= Daniel Rankin Steuart =

Scottish industrial chemist

Daniel Rankin Steuart FRSE FIC FCS (10 March 1848 – 1 August 1925) was a 19th/20th century Scottish industrial chemist.

==Life==
He was born in Bogside, North Lanarkshire on 10 March 1848, the son of Sarah Whitehead (1805-1888), and her husband the elderly Alexander Steuart (1789-1865).

He studied chemistry at the University of Edinburgh under Prof Alexander Crum Brown. He then undertook postgraduate studies in Glasgow and Munich before joining the Oakbank Oil Works under George Beilby. In 1877 he was appointed Chief Chemist of the newly created Broxburn Oil Company.

In 1916 he was elected a Fellow of the Royal Society of Edinburgh. His proposers were John Horne, Leonard Dobbin, Robert Kidston, and John Smith Flett. He lived at 11 Melville Crescent in Edinburgh's West End.

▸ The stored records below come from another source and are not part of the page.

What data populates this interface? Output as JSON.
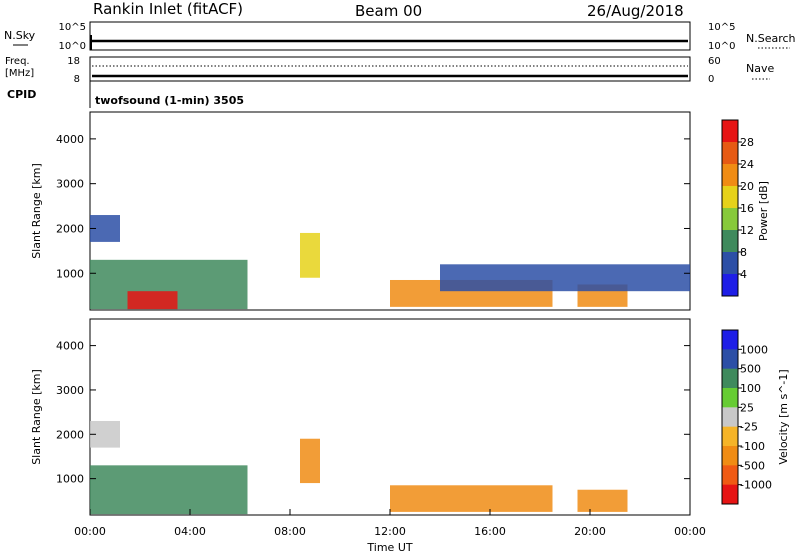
{
  "header": {
    "station": "Rankin Inlet (fitACF)",
    "beam": "Beam 00",
    "date": "26/Aug/2018"
  },
  "sky_panel": {
    "left_label": "N.Sky",
    "left_ticks": [
      "10^5",
      "10^0"
    ],
    "right_ticks": [
      "10^5",
      "10^0"
    ],
    "right_label": "N.Search"
  },
  "freq_panel": {
    "left_label_1": "Freq.",
    "left_label_2": "[MHz]",
    "left_ticks": [
      "18",
      "8"
    ],
    "right_ticks": [
      "60",
      "0"
    ],
    "right_label": "Nave",
    "cpid_label": "CPID",
    "cpid_value": "twofsound (1-min) 3505"
  },
  "colors": {
    "power_scale": [
      "#1e1ee6",
      "#2c4fa6",
      "#3f8a5d",
      "#87c93a",
      "#e6d21a",
      "#f08c14",
      "#e65a14",
      "#e61414"
    ],
    "velocity_scale": [
      "#e61414",
      "#f05a14",
      "#f08c14",
      "#f5b428",
      "#c8c8c8",
      "#66cc33",
      "#3f8a5d",
      "#2c4fa6",
      "#1e1ee6"
    ]
  },
  "chart_data": [
    {
      "type": "heatmap",
      "title": "",
      "ylabel": "Slant Range [km]",
      "xlabel": "",
      "ylim": [
        180,
        4600
      ],
      "yticks": [
        "1000",
        "2000",
        "3000",
        "4000"
      ],
      "xticks": [],
      "colorbar": {
        "label": "Power [dB]",
        "ticks": [
          "4",
          "8",
          "12",
          "16",
          "20",
          "24",
          "28"
        ],
        "range": [
          0,
          32
        ]
      },
      "echo_regions": [
        {
          "t_start": 0.0,
          "t_end": 6.3,
          "range_start": 200,
          "range_end": 1300,
          "power_db": 10
        },
        {
          "t_start": 1.5,
          "t_end": 3.5,
          "range_start": 200,
          "range_end": 600,
          "power_db": 28
        },
        {
          "t_start": 0.0,
          "t_end": 1.2,
          "range_start": 1700,
          "range_end": 2300,
          "power_db": 6
        },
        {
          "t_start": 8.4,
          "t_end": 9.2,
          "range_start": 900,
          "range_end": 1900,
          "power_db": 18
        },
        {
          "t_start": 12.0,
          "t_end": 18.5,
          "range_start": 250,
          "range_end": 850,
          "power_db": 22
        },
        {
          "t_start": 19.5,
          "t_end": 21.5,
          "range_start": 250,
          "range_end": 750,
          "power_db": 20
        },
        {
          "t_start": 14.0,
          "t_end": 24.0,
          "range_start": 600,
          "range_end": 1200,
          "power_db": 7
        }
      ]
    },
    {
      "type": "heatmap",
      "title": "",
      "ylabel": "Slant Range [km]",
      "xlabel": "Time UT",
      "ylim": [
        180,
        4600
      ],
      "yticks": [
        "1000",
        "2000",
        "3000",
        "4000"
      ],
      "xticks": [
        "00:00",
        "04:00",
        "08:00",
        "12:00",
        "16:00",
        "20:00",
        "00:00"
      ],
      "colorbar": {
        "label": "Velocity [m s^-1]",
        "ticks": [
          "1000",
          "500",
          "100",
          "25",
          "-25",
          "-100",
          "-500",
          "-1000"
        ]
      },
      "echo_regions": [
        {
          "t_start": 0.0,
          "t_end": 6.3,
          "range_start": 200,
          "range_end": 1300,
          "velocity": 300
        },
        {
          "t_start": 0.0,
          "t_end": 1.2,
          "range_start": 1700,
          "range_end": 2300,
          "velocity": 0
        },
        {
          "t_start": 8.4,
          "t_end": 9.2,
          "range_start": 900,
          "range_end": 1900,
          "velocity": -150
        },
        {
          "t_start": 12.0,
          "t_end": 18.5,
          "range_start": 250,
          "range_end": 850,
          "velocity": -120
        },
        {
          "t_start": 19.5,
          "t_end": 21.5,
          "range_start": 250,
          "range_end": 750,
          "velocity": -200
        }
      ]
    }
  ]
}
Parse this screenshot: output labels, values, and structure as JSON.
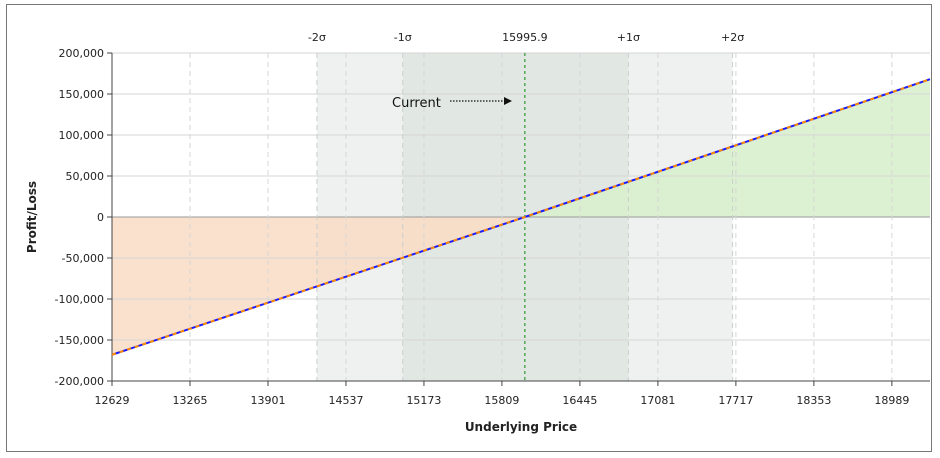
{
  "chart_data": {
    "type": "line",
    "xlabel": "Underlying Price",
    "ylabel": "Profit/Loss",
    "xlim": [
      12629,
      19300
    ],
    "ylim": [
      -200000,
      200000
    ],
    "x_ticks": [
      12629,
      13265,
      13901,
      14537,
      15173,
      15809,
      16445,
      17081,
      17717,
      18353,
      18989
    ],
    "y_ticks": [
      {
        "value": 200000,
        "label": "200,000"
      },
      {
        "value": 150000,
        "label": "150,000"
      },
      {
        "value": 100000,
        "label": "100,000"
      },
      {
        "value": 50000,
        "label": "50,000"
      },
      {
        "value": 0,
        "label": "0"
      },
      {
        "value": -50000,
        "label": "-50,000"
      },
      {
        "value": -100000,
        "label": "-100,000"
      },
      {
        "value": -150000,
        "label": "-150,000"
      },
      {
        "value": -200000,
        "label": "-200,000"
      }
    ],
    "series": [
      {
        "x": [
          12629,
          15995.9,
          19300
        ],
        "y": [
          -168000,
          0,
          168000
        ],
        "color": "#1a1aff",
        "dash_color": "#ff8c00"
      }
    ],
    "current_price": 15995.9,
    "current_label": "15995.9",
    "current_annotation": "Current",
    "sigma_bands": [
      {
        "label": "-2σ",
        "x": 14300
      },
      {
        "label": "-1σ",
        "x": 15000
      },
      {
        "label": "+1σ",
        "x": 16840
      },
      {
        "label": "+2σ",
        "x": 17690
      }
    ],
    "band_ranges": {
      "two_sigma": [
        14300,
        17690
      ],
      "one_sigma": [
        15000,
        16840
      ]
    },
    "grid": true,
    "colors": {
      "loss_fill": "#f9dcc4",
      "profit_fill": "#d8efcc",
      "band_outer": "#eef1ef",
      "band_inner": "#e1e7e3",
      "grid": "#d6d6d6",
      "current_line": "#2e9a2e"
    }
  }
}
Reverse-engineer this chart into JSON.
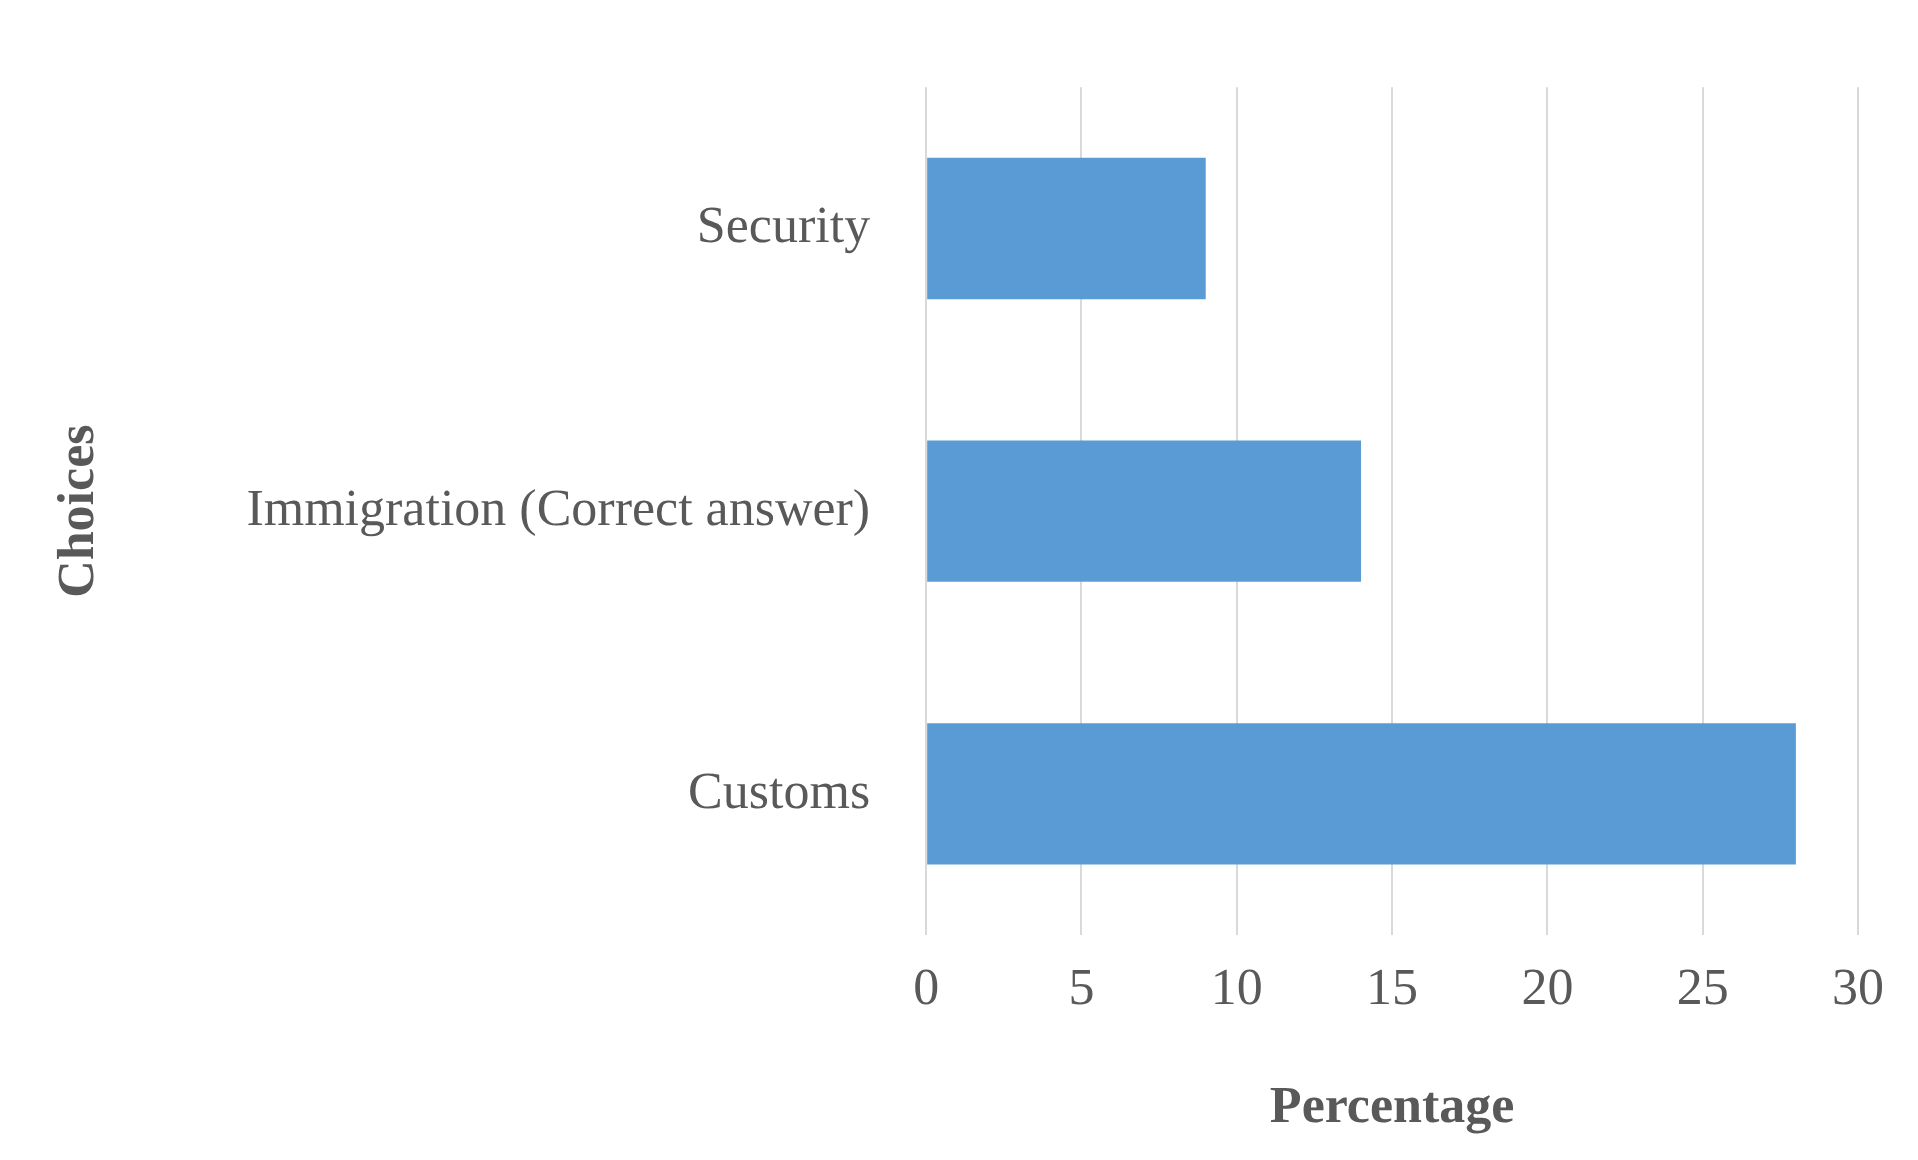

He retired in 1920 and died at 20 Hillview, Blackhall, Edinburgh on 1 August 1925.

==Family==

In 1883 he married Margaret Osborne (d.1907). They had four sons and two daughters. Their son Alexander Steuart became a famous clock-maker. Their youngest son 2nd Lt James William Harvie Steuart served in the Royal Scots during the First World War and was severely wounded in the Battle of Arras in April 1917, eventually dying of his wounds on 12 May 1920. He is buried in Ecclesmachan Cemetery.